I am interested in this idea as well- I am in adelaide- I think our winters are similar to yours.
Reading around it there is a lot of talk of having to remove supers over winter. The fear is of the cluster moving up and the queen freezing. However I am wondering if this is always necessary in more moderate climates with little or no frost- the bees in my mothers hive continued to forage right throughout winter?
We removed the flow super and added it back in spring and that went well. But at the end of winter there were several frames of fully capped honey in the brood box. In hindsight I think we could have just left the super on. Removing it entailed draining it - even though it was 60% full of unripe watery nectar. We froze that and made mead from it and fed some back to the bees in spring.

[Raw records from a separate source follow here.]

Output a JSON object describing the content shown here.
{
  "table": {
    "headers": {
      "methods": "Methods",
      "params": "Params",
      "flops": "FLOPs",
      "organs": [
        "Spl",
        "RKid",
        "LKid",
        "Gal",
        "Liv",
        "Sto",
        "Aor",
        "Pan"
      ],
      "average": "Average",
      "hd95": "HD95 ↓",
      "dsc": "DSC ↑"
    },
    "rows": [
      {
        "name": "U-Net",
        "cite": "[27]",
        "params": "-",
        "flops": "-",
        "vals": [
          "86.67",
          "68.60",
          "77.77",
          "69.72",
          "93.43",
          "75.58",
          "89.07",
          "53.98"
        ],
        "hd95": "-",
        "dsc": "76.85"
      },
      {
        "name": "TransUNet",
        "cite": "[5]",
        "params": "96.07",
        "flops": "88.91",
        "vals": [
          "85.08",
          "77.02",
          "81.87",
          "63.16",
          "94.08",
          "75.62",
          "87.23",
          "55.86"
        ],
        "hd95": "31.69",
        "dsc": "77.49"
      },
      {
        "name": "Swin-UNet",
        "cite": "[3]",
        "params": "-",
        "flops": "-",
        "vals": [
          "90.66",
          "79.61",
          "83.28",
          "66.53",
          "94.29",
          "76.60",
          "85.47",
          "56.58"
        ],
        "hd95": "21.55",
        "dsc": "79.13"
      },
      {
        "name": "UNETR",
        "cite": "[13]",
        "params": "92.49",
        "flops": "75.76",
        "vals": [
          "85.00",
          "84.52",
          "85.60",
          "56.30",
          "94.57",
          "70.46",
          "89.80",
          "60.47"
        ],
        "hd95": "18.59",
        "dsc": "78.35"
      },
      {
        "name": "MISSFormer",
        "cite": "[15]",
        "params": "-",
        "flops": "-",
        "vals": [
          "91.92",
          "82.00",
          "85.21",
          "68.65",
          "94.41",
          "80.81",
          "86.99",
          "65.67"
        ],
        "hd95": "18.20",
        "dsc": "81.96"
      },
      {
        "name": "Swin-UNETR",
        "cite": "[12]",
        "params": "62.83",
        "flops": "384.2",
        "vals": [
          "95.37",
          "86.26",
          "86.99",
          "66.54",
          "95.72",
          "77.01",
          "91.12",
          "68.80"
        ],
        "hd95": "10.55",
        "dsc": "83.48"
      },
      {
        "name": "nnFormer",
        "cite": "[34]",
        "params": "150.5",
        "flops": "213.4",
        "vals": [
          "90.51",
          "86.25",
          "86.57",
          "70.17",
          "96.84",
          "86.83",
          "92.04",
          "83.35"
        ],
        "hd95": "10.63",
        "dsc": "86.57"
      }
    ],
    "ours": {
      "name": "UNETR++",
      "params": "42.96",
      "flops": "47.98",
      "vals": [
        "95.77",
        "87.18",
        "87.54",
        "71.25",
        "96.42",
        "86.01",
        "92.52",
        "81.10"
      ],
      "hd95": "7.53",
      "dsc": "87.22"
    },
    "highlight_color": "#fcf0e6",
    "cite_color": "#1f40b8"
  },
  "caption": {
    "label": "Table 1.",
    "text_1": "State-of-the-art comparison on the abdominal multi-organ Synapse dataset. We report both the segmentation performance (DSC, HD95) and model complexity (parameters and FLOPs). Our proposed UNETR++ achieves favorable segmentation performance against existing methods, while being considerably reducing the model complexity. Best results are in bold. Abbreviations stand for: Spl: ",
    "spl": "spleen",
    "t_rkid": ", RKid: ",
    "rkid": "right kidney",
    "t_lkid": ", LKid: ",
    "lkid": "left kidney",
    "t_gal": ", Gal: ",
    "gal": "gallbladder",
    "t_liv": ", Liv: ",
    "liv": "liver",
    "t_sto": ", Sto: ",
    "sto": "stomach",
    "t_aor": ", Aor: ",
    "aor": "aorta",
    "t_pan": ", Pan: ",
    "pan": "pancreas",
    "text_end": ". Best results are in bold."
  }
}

For my own hives this year I am going to experiment with leaving the flow super on some of them. I think there is some potential for winter honey flows here in adelaide- and even if not I think the bees will manage OK in our climate and won’t abandon the queen. One thing I will do though: is block all upper ventilation and insulate the roof over winter. I will only have bottom ventilation. The idea will be that the heat can rise and keep the super warm- but not too much will be lost through the roof (no chimney affect)- and the ceiling will be the warmer than the lower walls of the hive so water won’t condense on the roof and drip back down. The humid air should flow down the cooler walls and exit/get replaced at the bottom of the hive.